Page 21 of Primal Bonds

For answer, he nudged her hand in the direction of the doorknob.

“Okay, then. If you’re sure…” Sliding the bolt to the left, she cracked open the door.

A lean, good-looking man stared back at her. The tips of his spiked black hair were bleached blond, and he had a gold stud in one earlobe. She couldn’t see a chunk of quartz, but he had a telltale lump beneath his T-shirt.

A warning chill tightened the back of her neck as he looked her over with cool bronze eyes. But his words were polite enough.

“Peace to you and yours,” he said in the traditional fae/fada greeting. “Sorry to bother you this early, but I believe you have one of my men here.” His gaze flicked to Jace, who had edged the door wider so he was standing beside her.

Evie kept a firm grip on the doorknob, her every instinct screaming not to let this stranger inside. “Peace,” she returned. “And you are?”

“Adric. Jace’s alpha.”

“Lord Adric.” Her fingers clenched on the doorknob. Even in the human world, the Baltimore alpha’s reputation was known. People said he’d killed his own uncle and driven his cousins out of the clan. In Baltimore, he had as much power as the mayor, and even the gangs left him alone.

The alpha inclined his head.

Jace leaned into her. Not pressuring her, just reminding her he was there.

She glanced down and he rumbled in reassurance. It was clear he wanted her to let his alpha inside. And the longer she left Adric standing there, the more likely one of her neighbors was to see him, which would only complicate things.

Besides, the alpha could’ve easily pushed his way in.
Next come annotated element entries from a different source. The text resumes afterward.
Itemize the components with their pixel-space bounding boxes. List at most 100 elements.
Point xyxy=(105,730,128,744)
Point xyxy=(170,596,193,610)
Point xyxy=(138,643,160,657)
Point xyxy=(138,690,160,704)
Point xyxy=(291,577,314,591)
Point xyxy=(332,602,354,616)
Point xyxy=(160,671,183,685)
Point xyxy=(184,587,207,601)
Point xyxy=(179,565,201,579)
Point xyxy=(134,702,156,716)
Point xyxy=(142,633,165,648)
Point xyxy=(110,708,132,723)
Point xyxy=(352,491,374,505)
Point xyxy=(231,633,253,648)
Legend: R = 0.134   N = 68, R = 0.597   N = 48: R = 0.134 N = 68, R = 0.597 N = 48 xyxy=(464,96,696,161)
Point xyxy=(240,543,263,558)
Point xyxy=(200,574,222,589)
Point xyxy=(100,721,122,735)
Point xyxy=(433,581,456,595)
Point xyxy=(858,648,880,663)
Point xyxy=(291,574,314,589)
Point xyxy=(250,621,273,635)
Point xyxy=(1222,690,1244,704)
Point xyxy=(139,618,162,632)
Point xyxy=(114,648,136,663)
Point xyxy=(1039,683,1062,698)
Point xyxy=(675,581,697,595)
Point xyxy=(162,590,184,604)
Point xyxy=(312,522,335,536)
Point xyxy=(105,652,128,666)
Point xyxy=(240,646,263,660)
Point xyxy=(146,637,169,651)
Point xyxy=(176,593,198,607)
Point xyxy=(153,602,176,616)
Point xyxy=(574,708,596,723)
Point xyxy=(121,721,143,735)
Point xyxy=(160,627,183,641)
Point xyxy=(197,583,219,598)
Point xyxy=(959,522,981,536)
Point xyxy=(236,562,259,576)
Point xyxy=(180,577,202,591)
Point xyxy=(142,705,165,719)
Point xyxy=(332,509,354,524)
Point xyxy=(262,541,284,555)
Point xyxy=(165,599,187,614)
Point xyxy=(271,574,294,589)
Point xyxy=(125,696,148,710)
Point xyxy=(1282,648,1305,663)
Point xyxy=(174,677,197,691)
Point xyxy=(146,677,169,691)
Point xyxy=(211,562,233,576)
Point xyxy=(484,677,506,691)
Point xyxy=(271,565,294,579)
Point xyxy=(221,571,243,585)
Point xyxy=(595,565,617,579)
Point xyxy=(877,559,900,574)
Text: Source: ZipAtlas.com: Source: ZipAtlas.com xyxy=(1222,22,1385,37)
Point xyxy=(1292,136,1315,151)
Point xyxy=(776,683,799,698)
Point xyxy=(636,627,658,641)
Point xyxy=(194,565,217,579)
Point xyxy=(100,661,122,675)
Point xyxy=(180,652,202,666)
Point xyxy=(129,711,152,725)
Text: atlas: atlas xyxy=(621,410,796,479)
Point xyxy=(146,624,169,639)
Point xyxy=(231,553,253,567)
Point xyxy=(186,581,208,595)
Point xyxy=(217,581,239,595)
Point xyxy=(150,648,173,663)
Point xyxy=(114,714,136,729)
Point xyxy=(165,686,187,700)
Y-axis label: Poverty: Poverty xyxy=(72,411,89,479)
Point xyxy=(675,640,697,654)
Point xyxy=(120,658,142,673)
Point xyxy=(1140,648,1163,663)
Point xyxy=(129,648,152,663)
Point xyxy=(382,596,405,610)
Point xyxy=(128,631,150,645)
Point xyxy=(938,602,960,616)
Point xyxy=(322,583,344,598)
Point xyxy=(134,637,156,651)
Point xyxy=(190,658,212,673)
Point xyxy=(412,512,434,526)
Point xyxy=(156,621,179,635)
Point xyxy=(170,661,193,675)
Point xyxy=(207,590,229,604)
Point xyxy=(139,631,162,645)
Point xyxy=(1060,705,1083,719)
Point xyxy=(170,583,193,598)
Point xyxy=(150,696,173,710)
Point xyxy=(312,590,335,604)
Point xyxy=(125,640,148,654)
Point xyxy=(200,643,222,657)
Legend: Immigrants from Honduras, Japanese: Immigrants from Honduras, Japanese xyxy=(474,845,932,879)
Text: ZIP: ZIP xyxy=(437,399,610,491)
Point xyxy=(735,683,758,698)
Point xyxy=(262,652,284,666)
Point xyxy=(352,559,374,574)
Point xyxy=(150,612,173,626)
The fact that he hadn’t was a good sign.

She forced her fingers to release the doorknob. “Why don’t you come in?”

“Thank you.” He didn’t seem to hurry, but he was past her almost before she knew it.

She shut the door behind him, but didn’t bother bolting it—because what was the point?

Adric crouched next to Jace, a hand on his shoulder. “You okay, bro?”

Jace nuzzled the alpha’s hand.

“You’re hurt?”

While Jace rumbled what Evie took to be a yes, she eyed Adric. Like Jace, he was all muscle in jeans and a camo-print T-shirt that strained over his shoulders. Average height, but with a powerful build that reminded her of the ex-Army ranger in her biology class.

But damn, the guy was young. From what she’d heard, she’d have expected the Baltimore alpha to be older, in his mid-forties at least. Sure, the fada lived way longer than humans, and so aged more slowly, but this man didn’t look much older than Evie herself.

Adric glanced up at her with those odd metallic eyes. World-weary eyes. Eyes that had seen too much, too soon.

And suddenly Evie didn’t have trouble believing the stories. This was a man who’d killed, more than once.

But his concern for his injured friend was clear. He rose to his feet. “Can you shift?” he asked Jace.

Evie raised a brow. So the fada couldn’t always change forms? Last night, Jace had made it look easy, but then she’d never seen anyone shift before.

Jace-the-panther twitched a soft black ear.

Adric bent to examine Jace’s quartz. “Better not,” he agreed.

Evie would’ve loved to know what the man could learn from the quartz, but whatever it was, he wasn’t sharing.

Adric turned to her. “I know he’s hurt. I followed the trail to your house. I have a man cleaning it away, so no one else can follow it.”

“There was a storm, and we hosed down what we could.”

The Baltimore alpha nodded. “I know. But he dripped blood all the way down the block. Thank the gods the storm came when it did. If whoever was tracking him had picked up his trail—” He shook his head. “What happened, anyway?”